Люди Эйнару верили. Хотя тело убитого волка так и не нашли, нападения на скот и людей прекратились. И жители Пустошей отрезали от своего выгона большой кусок земли, отдали его Эйнару и всем селением построили там два дома, для него и для Кальва, а также овчарню, птичник, амбар, корабельный и торфяной сараи и все остальное, что положено иметь в богатой усадьбе.
Ту местность, в которой это случилось, стали называть Волчьими Пустошами, и Эйнар стал там за главного.
XLIV
Теперь надо сказать вот о чем.
После сражения с волком и пиров, на которых, как говорится, пиво вошло, а рассудок ушел, Эйнар несколько дней отлеживался. Среди ночи он просыпался то в тоске, то в ярости, и когда бывал в ярости, слышались ему громкие звуки и в нос ударяли резкие запахи, а когда бывал в тоске, почти никаких запахов не чувствовал и даже не слышал, что ему говорят.
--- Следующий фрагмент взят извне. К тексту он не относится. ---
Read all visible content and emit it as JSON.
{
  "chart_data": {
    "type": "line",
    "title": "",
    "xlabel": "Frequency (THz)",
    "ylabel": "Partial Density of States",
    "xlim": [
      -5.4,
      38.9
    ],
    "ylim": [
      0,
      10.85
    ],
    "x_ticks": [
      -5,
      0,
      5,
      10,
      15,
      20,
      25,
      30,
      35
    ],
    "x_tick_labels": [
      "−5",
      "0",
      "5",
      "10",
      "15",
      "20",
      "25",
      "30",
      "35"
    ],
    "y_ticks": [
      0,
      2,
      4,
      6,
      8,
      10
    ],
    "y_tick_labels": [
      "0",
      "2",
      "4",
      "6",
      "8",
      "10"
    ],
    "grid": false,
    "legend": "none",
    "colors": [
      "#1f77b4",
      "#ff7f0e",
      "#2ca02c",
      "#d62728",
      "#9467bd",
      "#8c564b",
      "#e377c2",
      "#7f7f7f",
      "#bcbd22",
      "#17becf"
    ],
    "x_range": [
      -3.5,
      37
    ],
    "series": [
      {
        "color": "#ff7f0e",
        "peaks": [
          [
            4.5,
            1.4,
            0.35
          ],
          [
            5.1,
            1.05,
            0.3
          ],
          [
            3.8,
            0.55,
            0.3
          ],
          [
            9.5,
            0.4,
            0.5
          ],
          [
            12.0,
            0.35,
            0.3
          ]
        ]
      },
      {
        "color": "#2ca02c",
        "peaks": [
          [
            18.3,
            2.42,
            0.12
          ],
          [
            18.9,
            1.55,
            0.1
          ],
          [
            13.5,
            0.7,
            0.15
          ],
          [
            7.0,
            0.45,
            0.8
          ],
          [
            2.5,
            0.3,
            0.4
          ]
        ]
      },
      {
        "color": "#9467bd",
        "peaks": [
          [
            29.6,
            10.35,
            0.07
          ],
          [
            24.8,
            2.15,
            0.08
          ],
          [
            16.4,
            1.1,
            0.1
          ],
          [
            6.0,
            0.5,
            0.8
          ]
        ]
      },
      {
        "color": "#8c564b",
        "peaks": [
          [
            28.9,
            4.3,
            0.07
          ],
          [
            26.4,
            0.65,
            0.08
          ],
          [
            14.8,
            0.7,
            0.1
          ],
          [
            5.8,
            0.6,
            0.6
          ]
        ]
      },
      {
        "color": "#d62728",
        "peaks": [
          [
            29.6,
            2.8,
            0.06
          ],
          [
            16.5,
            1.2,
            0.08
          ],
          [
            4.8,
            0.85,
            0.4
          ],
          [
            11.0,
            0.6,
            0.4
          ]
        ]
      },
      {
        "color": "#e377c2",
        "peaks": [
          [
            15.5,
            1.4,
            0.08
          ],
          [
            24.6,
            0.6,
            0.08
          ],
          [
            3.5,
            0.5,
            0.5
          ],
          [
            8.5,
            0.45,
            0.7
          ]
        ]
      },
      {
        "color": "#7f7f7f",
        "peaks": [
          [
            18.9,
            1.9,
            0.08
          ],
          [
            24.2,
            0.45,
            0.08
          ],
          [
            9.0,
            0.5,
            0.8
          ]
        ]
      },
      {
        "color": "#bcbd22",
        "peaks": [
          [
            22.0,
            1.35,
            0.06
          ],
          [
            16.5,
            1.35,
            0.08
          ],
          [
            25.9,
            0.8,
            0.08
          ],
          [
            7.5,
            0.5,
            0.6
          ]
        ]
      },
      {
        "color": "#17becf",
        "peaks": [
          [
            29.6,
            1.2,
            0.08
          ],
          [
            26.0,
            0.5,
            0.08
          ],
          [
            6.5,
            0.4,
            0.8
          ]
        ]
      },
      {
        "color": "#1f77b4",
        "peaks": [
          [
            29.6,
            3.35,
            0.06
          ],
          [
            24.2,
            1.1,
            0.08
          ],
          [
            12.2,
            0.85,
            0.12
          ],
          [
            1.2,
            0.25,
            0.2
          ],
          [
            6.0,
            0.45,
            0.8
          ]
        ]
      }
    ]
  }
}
Тоска или ярость налетали на Эйнара сначала чуть ли не каждые сутки, потом все реже, и было непонятно, чем они вызываются. Это случалось и утром, и днем, и вечером, в солнечную и в пасмурную погоду, при ветре и в безветрие, в лунные и безлунные вечера.
Однажды Эйнару приснился сон. Они с Кальвом охотятся в лесу и набредают на хижину, в которой крепко спят двое мужчин. Рядом висят две волчьи шкуры. Эйнар и Кальв из любопытства надевают на себя эти шкуры и тотчас превращаются в волков. Они выскакивают из хижины и мчатся через лес, убивая и пожирая все, что им попадается на пути, и прямо-таки пылая яростью.
Проснувшись, Эйнар услышал, как на дальнем выгоне звенят колокольчики, и почувствовал резкий запах крови. Запах шел из хлева. Эйнар туда направился и увидел, что у одной из овец перерезано горло. Можно было подумать, что вновь объявился волк или другой хищник. Но двери в хлев были заперты с обеих сторон, никаких дыр ни в стенах, ни в кровле Эйнар не обнаружил; к тому же тело овцы оставалось нетронутым.
Похожий сон приснился Эйнару через несколько дней. Напарником Эйнара в этот раз был не Кальв, а Логи, и Эйнар во сне никого не успел убить, потому что как только он догнал лань, он тут же проснулся. И вот, он проснулся и видит, что стоит он в хлеву, держит за уши овцу и, задрав ей голову, похоже, собирается зубами перегрызть ей горло.
Эйнар овцу отпустил. Ярость быстро сменилась тоской, от которой Эйнар не мог избавиться весь следующий день.
Больше ему такие сны не снились. Может быть потому, что Эйнар с тех пор перед сном либо выпивал немного свежей крови – если в тот день резали какое-нибудь животное, – либо жевал запекшуюся кровь – он стал сохранять ее для себя после каждого забоя.
К этому вдобавок Эйнар теперь следил за своим настроением, и стоило ему почувствовать первые признаки тоски или возбуждения, он начинал избегать людей, уходил либо на фьорд, либо в горы и там бродил, пока дух его не возвращался в нормальное состояние.
Домашние животные теперь от него шарахались. Собаки скулили и поджимали хвосты. Но это случалось нечасто и лишь тогда, когда, почувствовав недомогание, Эйнар не успевал вовремя уйти со двора или находился на выгоне среди коз и овец.